We do not generally believe that professionals providing personal services would in every case be excluded from coverage under the Ethics Law. In fact, even in this situation we advise that her interest, as a vendor of services, in negotiating a contract regarding those services does involve an interest in the private practice entity that is contracting with the Center. Her spouse's participation in this contract "matter" would be forbidden by §3-101, as it involves as a party an entity in which his spouse has both an interest and an employment relationship. He would also be barred by both §3-101 and §3-104 from any evaluative duties or other activities that would relate to decisions regarding the quality of her service as attorney, and which could ultimately be a factor in determinations as to contract renewal.

We recognize, however, that the particular situation here involves personal professional services under which the Attorney is an advisor to and advocate of the facility.

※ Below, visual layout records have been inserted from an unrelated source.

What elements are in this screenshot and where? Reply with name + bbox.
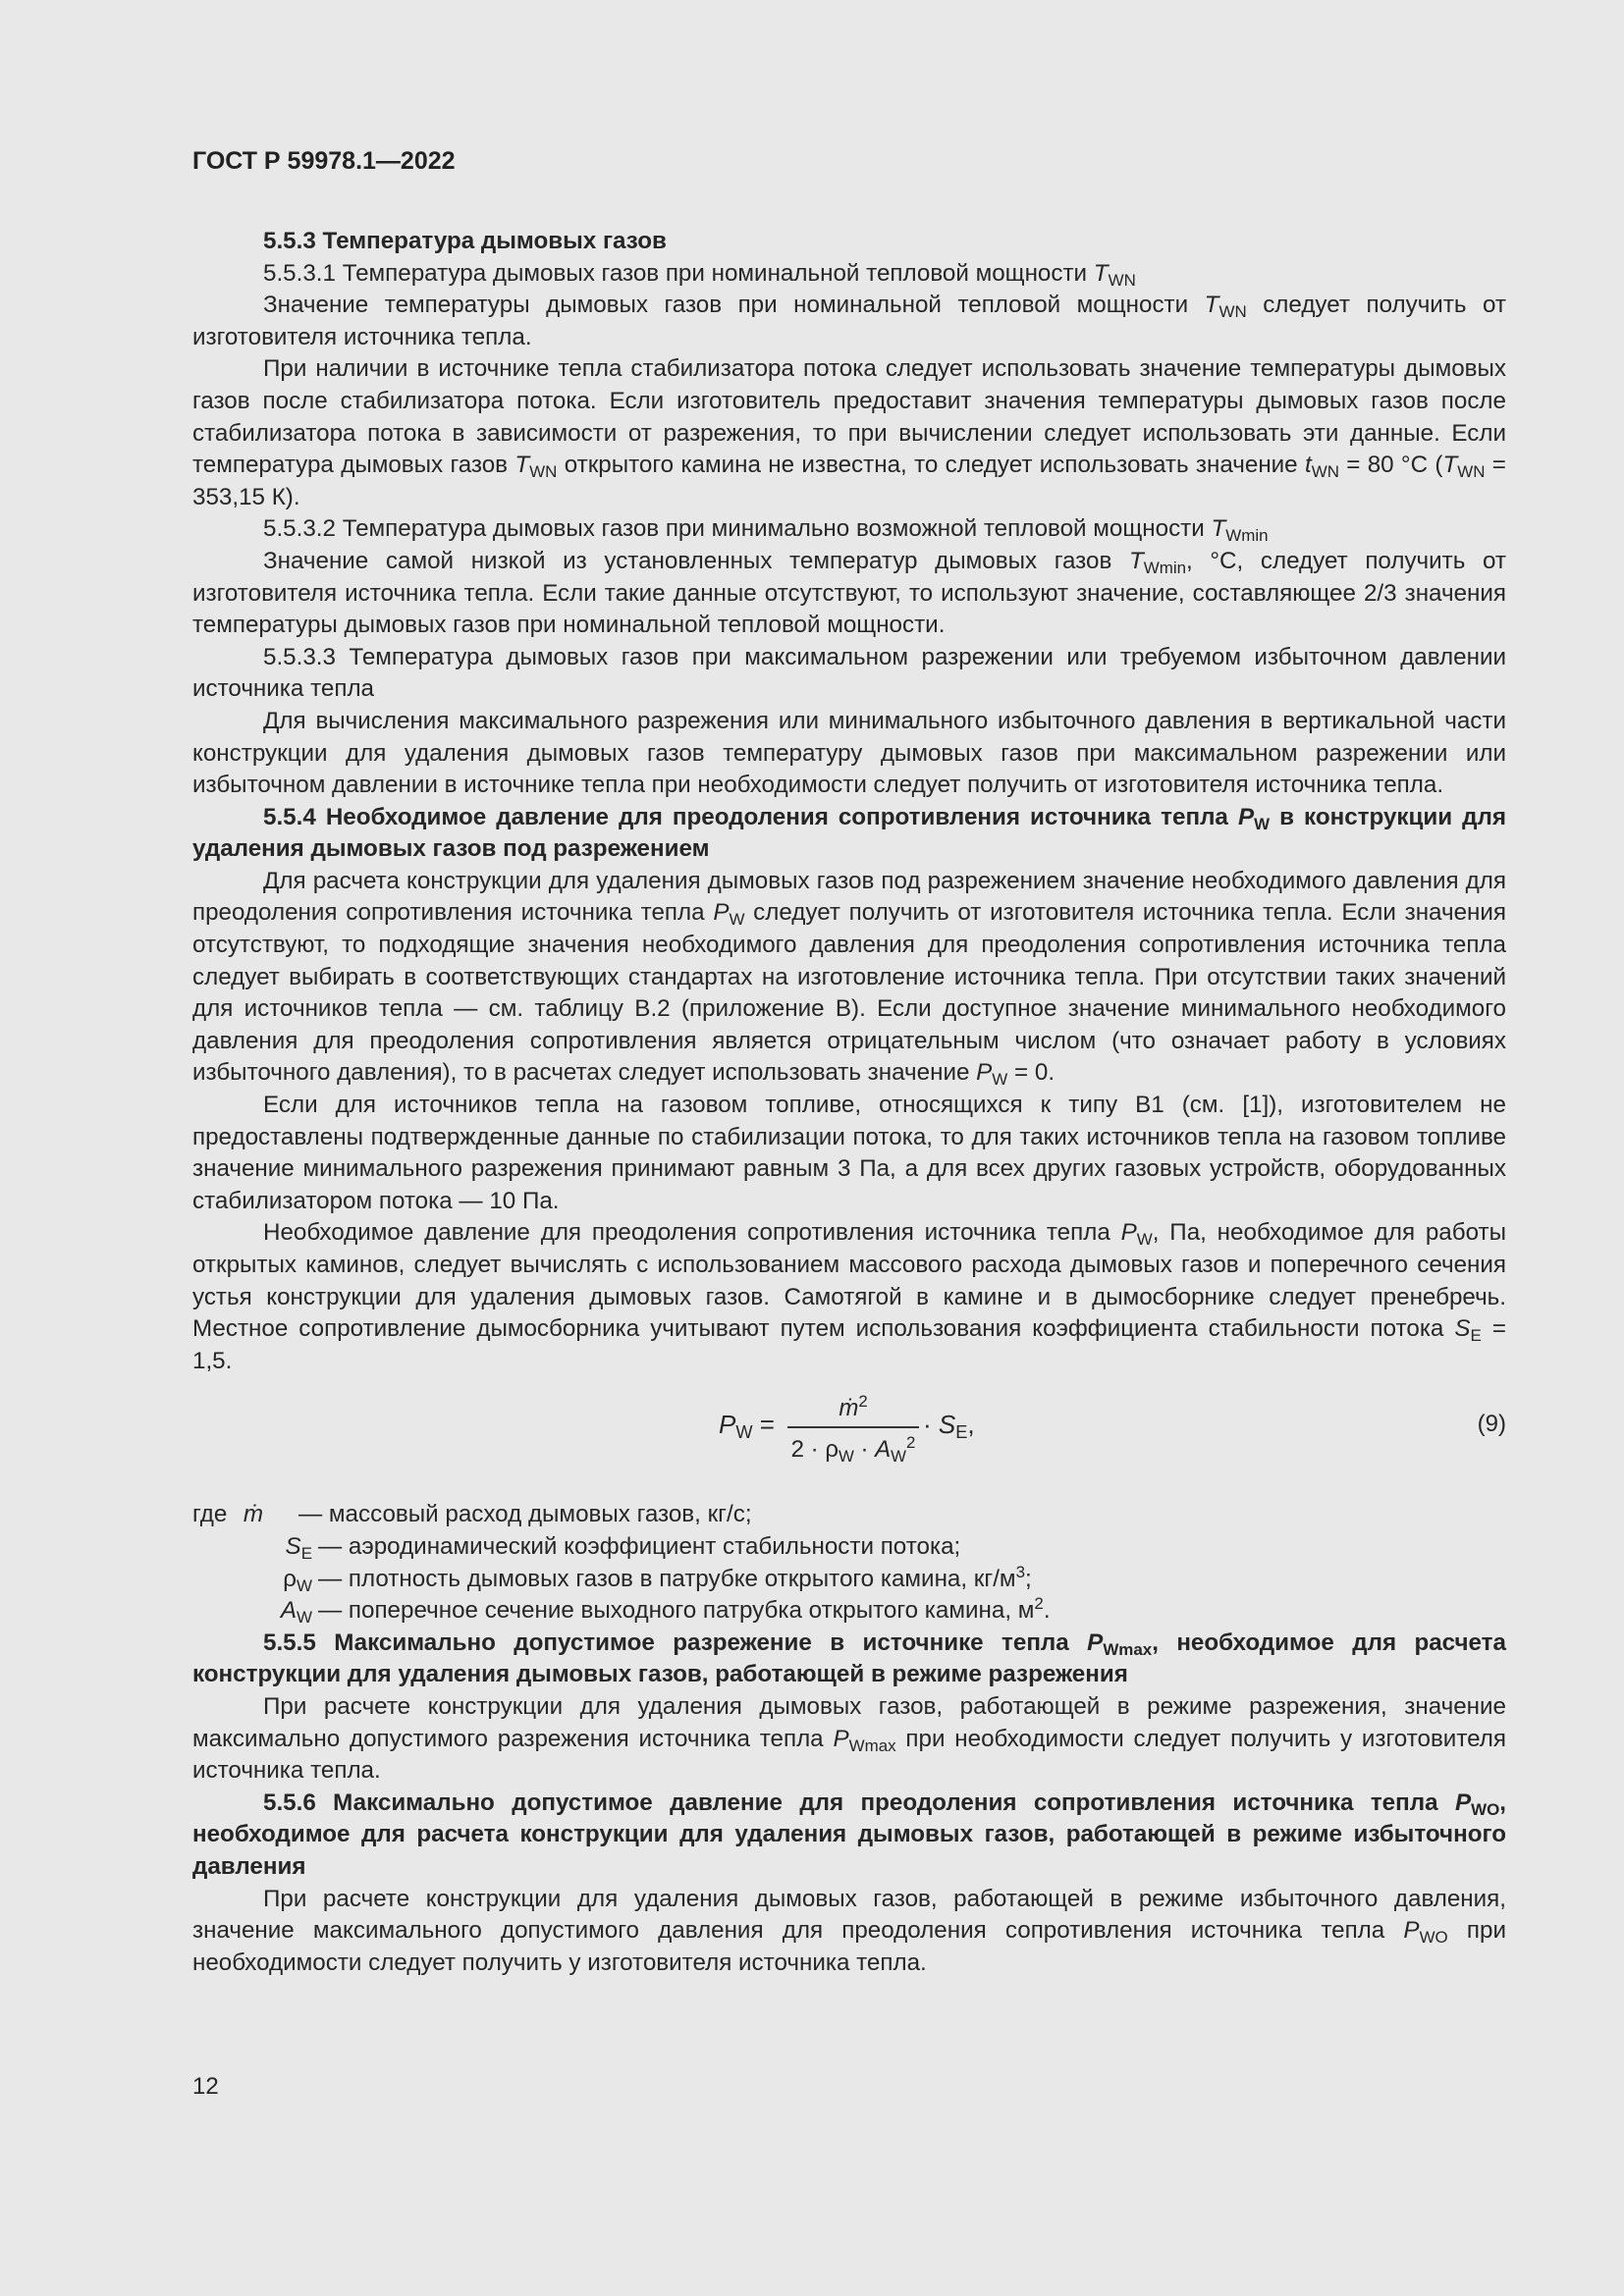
paragraph: Для расчета конструкции для удаления дымовых газов под разрежением значение необходимого давления для преодоления сопротивления источника тепла $P_W$ следует получить от изготовителя источника тепла. Если значения отсутствуют, то подходящие значения необходимого давления для преодоления сопротивления источника тепла следует выбирать в соответствующих стандартах на изготовление источника тепла. При отсутствии таких значений для источников тепла — см. таблицу В.2 (приложение В). Если доступное значение минимального необходимого давления для преодоления сопротивления является отрицательным числом (что означает работу в условиях избыточного давления), то в расчетах следует использовать значение $P_W = 0$.	[192, 867, 1506, 1090]
heading-5-5-3-3: 5.5.3.3 Температура дымовых газов при максимальном разрежении или требуемом избыточном давлении источника тепла	[192, 643, 1506, 703]
definition-row: $A_W$ — поперечное сечение выходного патрубка открытого камина, $м^2$.	[280, 1594, 1051, 1628]
paragraph: Если для источников тепла на газовом топливе, относящихся к типу В1 (см. [1]), изготовителем не предоставлены подтвержденные данные по стабилизации потока, то для таких источников тепла на газовом топливе значение минимального разрежения принимают равным 3 Па, а для всех других газовых устройств, оборудованных стабилизатором потока — 10 Па.	[192, 1092, 1506, 1214]
paragraph: При наличии в источнике тепла стабилизатора потока следует использовать значение температуры дымовых газов после стабилизатора потока. Если изготовитель предоставит значения температуры дымовых газов после стабилизатора потока в зависимости от разрежения, то при вычислении следует использовать эти данные. Если температура дымовых газов $T_{WN}$ открытого камина не известна, то следует использовать значение $t_{WN} = 80$ °С ($T_{WN} = 353,15$ К).	[192, 355, 1506, 510]
formula-rhs: · $S_E$,	[923, 1410, 975, 1443]
paragraph: При расчете конструкции для удаления дымовых газов, работающей в режиме разрежения, значение максимально допустимого разрежения источника тепла $P_{Wmax}$ при необходимости следует получить у изготовителя источника тепла.	[192, 1692, 1506, 1785]
document-code: ГОСТ Р 59978.1—2022	[192, 147, 456, 175]
formula-numerator: ṁ$^2$	[839, 1392, 868, 1422]
heading-5-5-5: 5.5.5 Максимально допустимое разрежение в источнике тепла $P_{Wmax}$, необходимое для расчета конструкции для удаления дымовых газов, работающей в режиме разрежения	[192, 1629, 1506, 1688]
paragraph: Значение температуры дымовых газов при номинальной тепловой мощности $T_{WN}$ следует получить от изготовителя источника тепла.	[192, 292, 1506, 350]
formula-lhs: $P_W$ =	[719, 1410, 775, 1443]
formula-9	[192, 1387, 1506, 1485]
paragraph: Для вычисления максимального разрежения или минимального избыточного давления в вертикальной части конструкции для удаления дымовых газов температуру дымовых газов при максимальном разрежении или избыточном давлении в источнике тепла при необходимости следует получить от изготовителя источника тепла.	[192, 707, 1506, 799]
symbol-definitions	[192, 1499, 1506, 1627]
formula-denominator: $2 \cdot \rho_W \cdot A_W^2$	[790, 1433, 916, 1467]
page-number: 12	[192, 2073, 219, 2100]
formula-number: (9)	[1477, 1411, 1506, 1438]
page-content	[192, 226, 1506, 1979]
heading-5-5-4: 5.5.4 Необходимое давление для преодоления сопротивления источника тепла $P_W$ в конструкции для удаления дымовых газов под разрежением	[192, 803, 1506, 863]
heading-5-5-3: 5.5.3 Температура дымовых газов	[263, 228, 667, 254]
heading-5-5-3-2: 5.5.3.2 Температура дымовых газов при минимально возможной тепловой мощности $T_{Wmin}$	[263, 515, 1269, 546]
definition-row: $\rho_W$ — плотность дымовых газов в патрубке открытого камина, $кг/м^3$;	[283, 1562, 1032, 1595]
definition-row: $S_E$ — аэродинамический коэффициент стабильности потока;	[285, 1532, 961, 1563]
formula-fraction	[787, 1387, 919, 1468]
heading-5-5-3-1: 5.5.3.1 Температура дымовых газов при номинальной тепловой мощности $T_{WN}$	[263, 259, 1136, 290]
paragraph: Необходимое давление для преодоления сопротивления источника тепла $P_W$, Па, необходимое для работы открытых каминов, следует вычислять с использованием массового расхода дымовых газов и поперечного сечения устья конструкции для удаления дымовых газов. Самотягой в камине и в дымосборнике следует пренебречь. Местное сопротивление дымосборника учитывают путем использования коэффициента стабильности потока $S_E = 1,5$.	[192, 1219, 1506, 1374]
paragraph: Значение самой низкой из установленных температур дымовых газов $T_{Wmin}$, °С, следует получить от изготовителя источника тепла. Если такие данные отсутствуют, то используют значение, составляющее 2/3 значения температуры дымовых газов при номинальной тепловой мощности.	[192, 547, 1506, 639]
definition-row: где ṁ — массовый расход дымовых газов, кг/с;	[192, 1501, 752, 1528]
heading-5-5-6: 5.5.6 Максимально допустимое давление для преодоления сопротивления источника тепла $P_{WO}$, необходимое для расчета конструкции для удаления дымовых газов, работающей в режиме избыточного давления	[192, 1789, 1506, 1880]
paragraph: При расчете конструкции для удаления дымовых газов, работающей в режиме избыточного давления, значение максимального допустимого давления для преодоления сопротивления источника тепла $P_{WO}$ при необходимости следует получить у изготовителя источника тепла.	[192, 1885, 1506, 1976]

Though provided pursuant to contract, the services bring her more into an employment relationship with the facility. We therefore conclude that the involvement of the Clinical Director in substantive matters where his spouse may be providing legal advice would not be participation in a matter as prohibited by §3-101 of the Law.2

Herbert J. Belgrad, Chairman
   Reverend John Wesley Holland
   Betty B. Nelson
   Barbara M. Steckel
   Thomas D. Washburne

Date: June 19, 1985

——————

1 Section 3-103(a) of the Law prohibits an individual from being employed by or having an interest in an entity that is regulated by or contracts with his agency. Our general view (expressed in our Opinion No. 80-17 and others) is that employment of spouses of State officials and employees need not necessarily be attributed to the employee as an interest or employment as contemplated by §3-103(a). We do not believe that the circumstances presented here require any different approach.

2 We wish to make clear, of course, that our Opinion deals only with application of the Ethics Law. We do not in any way purport to comment on or advise as to the wisdom of this approach from a DHMH standpoint, or impartiality or other issues arising as to the Attorney's performance of her duties under the contract.